Ultimately this is Steinfeld’s film; the young actress totally owns True Grit. It is refreshing to have a film told from such a different perspective and her performance energizes proceedings. Ironically, with all the Battle of the Sexes hoo-ha last year around the Oscar showdown between Kathryn Bigelow (The Hurt Locker) and James Cameron (
Ferngully 3D Avatar), if Steinfeld were to pick up an award this year it would strike a much more telling blow for equality. Her dominance of the film (not to mention her screen time) makes a mockery of the Oscar panel’s decision to shortlist her for Best Actress in a Supporting Role, as opposed to lead.
True Grit is beautifully shot, well-mounted, yet fundamentally unmoving fare, enlivened by some superb action sequences and blessed with one of the all-time great performances from a child actor. However, it comes as a disappointment after the intensely personal and dazzlingly disturbing territory that the Coen Brothers mined in their last film, A Serious Man.
To be honest, re the scene with the kids being kicked off the porch – I think you’re reading too much into it – racism didn’t even come into my mind. Surely it was just a case of The Dude, sorry, Rooster, giving them a taste of their own medicine after catching them taunting the poor mule. After his first encounter with them you can see by their expressions they look immediately chastised and guilty, as though they know they’re just naughty children who’ve been caught doing something wrong. The focus is on the mule and the sharpened stick they’ve been stabbing it with and the pitiful whinnying as it yelps in pain off camera and again on as part of the build up. I certainly don’t think their ethnicity has anything to do with it.

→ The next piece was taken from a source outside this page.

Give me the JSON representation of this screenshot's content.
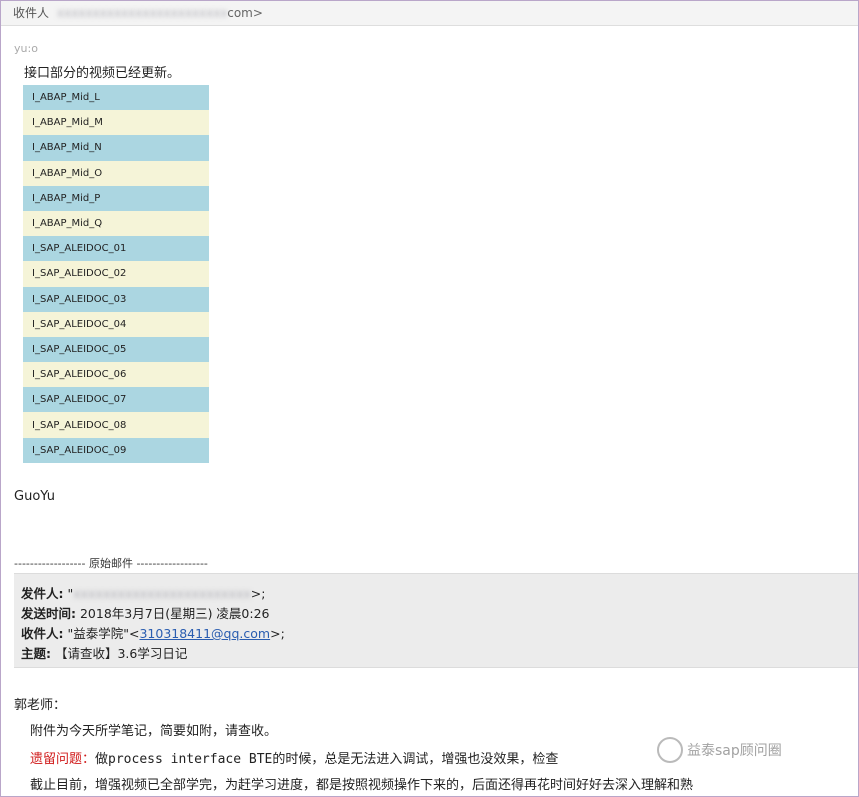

The final kick as he comes out after conducting his business inside is probably a little far, but undeniably good comic timing. Would you have laughed had they not been Choctaw?
PS – otherwise, as discussed on Sat, wholly agree. Particularly about Brolin/Steinfeld.
Hi “Roger”, you may have a point. However I definitely felt that undercurrent.
Bernard Manning had good comic timing.